Por outro lado, existem outras variáveis significativas para o bem estar emocional dos jovens que se repercutem na forma como estes lidam com as barreiras. A auto-estima, tal como será descrito mais adiante, representa um indicador da qualidade relacional nos primeiros tempos de vida, já que a consideração positiva de si, fruto das relações próximas e responsivas dos pais, potenciam jovens mais confiantes e, por isso, mais capazes de se voltar para o exterior, experimentar ou pedir ajuda, desenvolvendo um coping activo. Muitas hipóteses são levantadas admitindo que uma elevada auto-estima opera como uma espécie de fonte capaz de fazer com que haja um menor sofrimento ou uma recuperação mais rápida face a estes eventos (e.g. Arndt & Goldenberg, 2002). De acordo com esta perspectiva, quando existem elevados níveis de stress, os jovens com elevada auto-estima apresentam maior disponibilidade para procurar e gerir estratégias com vista à resolução das dificuldades. Facilmente se percebe que a auto-estima está largamente associada à segurança que os jovens parecem trazer da qualidade das suas ligações, mostrando uma relação estreita com o desenvolvimento de competências de coping, especialmente estratégias de coping adaptativo.

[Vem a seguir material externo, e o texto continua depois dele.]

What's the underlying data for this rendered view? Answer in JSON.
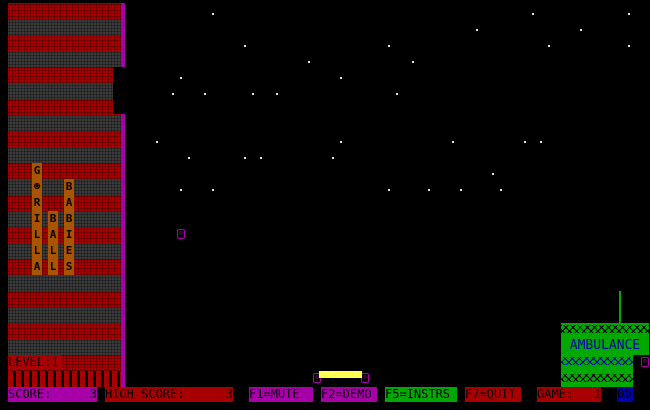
{
  "game": {
    "building_banners": [
      {
        "letters": [
          "G",
          "☻",
          "R",
          "I",
          "L",
          "L",
          "A"
        ]
      },
      {
        "letters": [
          "B",
          "A",
          "L",
          "L"
        ]
      },
      {
        "letters": [
          "B",
          "A",
          "B",
          "I",
          "E",
          "S"
        ]
      }
    ],
    "level_label": "LEVEL:1",
    "ambulance_label": "AMBULANCE"
  },
  "status_bar": {
    "score_label": "SCORE:",
    "score": "3",
    "high_score_label": "HIGH SCORE:",
    "high_score": "3",
    "f1": "F1=MUTE",
    "f2": "F2=DEMO",
    "f5": "F5=INSTRS",
    "f7": "F7=QUIT",
    "game_label": "GAME:",
    "game": "1",
    "counter": "00"
  },
  "colors": {
    "red": "#a80000",
    "magenta": "#a800a8",
    "green": "#00a800",
    "blue": "#0000a8",
    "yellow": "#ffff54",
    "orange": "#a85400"
  }
}
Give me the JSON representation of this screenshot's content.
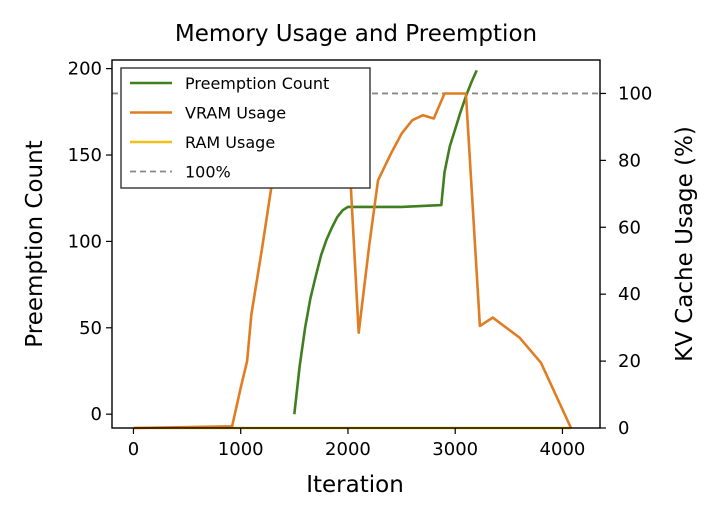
{
  "chart_data": {
    "type": "line",
    "title": "Memory Usage and Preemption",
    "xlabel": "Iteration",
    "ylabel": "Preemption Count",
    "y2label": "KV Cache Usage (%)",
    "xlim": [
      -200,
      4350
    ],
    "ylim": [
      -8,
      205
    ],
    "y2lim": [
      0,
      110
    ],
    "xticks": [
      0,
      1000,
      2000,
      3000,
      4000
    ],
    "yticks": [
      0,
      50,
      100,
      150,
      200
    ],
    "y2ticks": [
      0,
      20,
      40,
      60,
      80,
      100
    ],
    "grid": false,
    "legend_position": "upper-left",
    "series": [
      {
        "name": "Preemption Count",
        "axis": "left",
        "color": "#3f7f1f",
        "x": [
          1500,
          1550,
          1600,
          1650,
          1700,
          1750,
          1800,
          1850,
          1900,
          1950,
          2000,
          2500,
          2870,
          2900,
          2950,
          3000,
          3050,
          3100,
          3150,
          3200
        ],
        "y": [
          0,
          28,
          50,
          67,
          80,
          92,
          101,
          108,
          114,
          118,
          120,
          120,
          121,
          140,
          155,
          165,
          175,
          184,
          192,
          199
        ]
      },
      {
        "name": "VRAM Usage",
        "axis": "right",
        "color": "#e07d23",
        "x": [
          0,
          920,
          1000,
          1060,
          1100,
          1200,
          1300,
          1400,
          1500,
          1550,
          1700,
          1980,
          2100,
          2200,
          2280,
          2400,
          2500,
          2600,
          2700,
          2800,
          2900,
          3000,
          3100,
          3230,
          3350,
          3600,
          3800,
          4080
        ],
        "y": [
          0,
          0.5,
          12,
          20,
          34,
          54,
          75,
          94,
          100,
          100,
          100,
          100,
          28.5,
          55,
          74,
          82,
          88,
          92,
          93.5,
          92.5,
          100,
          100,
          100,
          30.5,
          33,
          27,
          19.5,
          0
        ]
      },
      {
        "name": "RAM Usage",
        "axis": "right",
        "color": "#f2c019",
        "x": [
          0,
          4080
        ],
        "y": [
          0,
          0
        ]
      },
      {
        "name": "100%",
        "axis": "right",
        "color": "#888888",
        "dashed": true,
        "y": [
          100
        ]
      }
    ]
  }
}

Estudos realizados por Dell’Aglio e Hurtz (2002) revelam a interacção entre os participantes e o evento stressor (pares ou figuras de autoridade), portanto entre o tipo de relação mantida pelo adolescente e o evento, tendo sido encontradas relações significativas entre o tipo de interacção e as estratégias de coping utilizadas. Em eventos cujos

intervenientes eram adultos, os jovens denotaram, na sua maioria, estratégias de aceitação e expressão emocional, enquanto que nos eventos com os pares (irmãos e colegas), as estratégias revelaram mais acção agressiva e maior procura de apoio. Destacamos que o uso de agressividade é um modelo frequente utilizado na resolução das dificuldades. Estas condutas podem ser encaradas como estratégias de sobrevivência, adaptação ao grupo ou ascensão social para os adolescentes (Meneghel, Giugliano & Falceto, 1998). Muitos estudos demonstram que adolescentes percebidos como agressivos são mais populares face a adolescentes tidos como “bons”, com sucesso académico e sensíveis às necessidades dos demais, frequentemente rotulados como efeminados, experimentando uma grande perda de popularidade (Rodkin, Farmer, Pearl & Acker, 2000). Por outro lado, o facto dos adolescentes exibirem estratégias de evitamento para com os adultos é extremamente relevante, já que os jovens em algumas das suas relações parecem perceber os eventos de forma incontornável, com menor margem de acção, menos disposição para o diálogo e negociação.

Estes resultados foram também apoiados por outros investigadores (Lisboa, Koller, Ribas, Bitencourt, Oliveira, Porciuncula & De Marchi, 2002) cujos estudos associaram as estratégias de coping e os stressores dos jovens com os colegas e professores. Os resultados revelaram que a estratégia mais usada com os colegas foi a procura de apoio dos pais, irmãos mais velhos, primos, professores, direcção da escola, etc; enquanto que a estratégia usada para lidar com dificuldades com os adultos foi o “não fazer nada”, entendido pela percepção das consequências negativas dos seus procedimentos e o sentimento de ausência de negociação. Nesta medida, e ao encontro do que referimos anteriormente, o coping nos jovens deve também ser entendido como situacional para além de disposicional, dando importância às características da situação stressora em paralelo às características pessoais (Dell’Agio, 2000).

Posto isto, o coping à luz da perspectiva situacional e pessoal deve ser encarado como um processo cognitivo que se modifica em função do tempo, das características e estilos pessoais e da situação de stress na qual o adolescente se encontra envolvido. As reacções ou o tipo de estratégias de coping utilizadas dependem das exigências objectivas, das avaliações subjectivas e da interacção do adolescente na sua esfera emocional e ambiental. A eficácia e a adaptabilidade das estratégias de coping são determinadas de acordo com a pessoa, as suas relações, a situação, o tempo e os resultados da resposta (Beresford, 1994).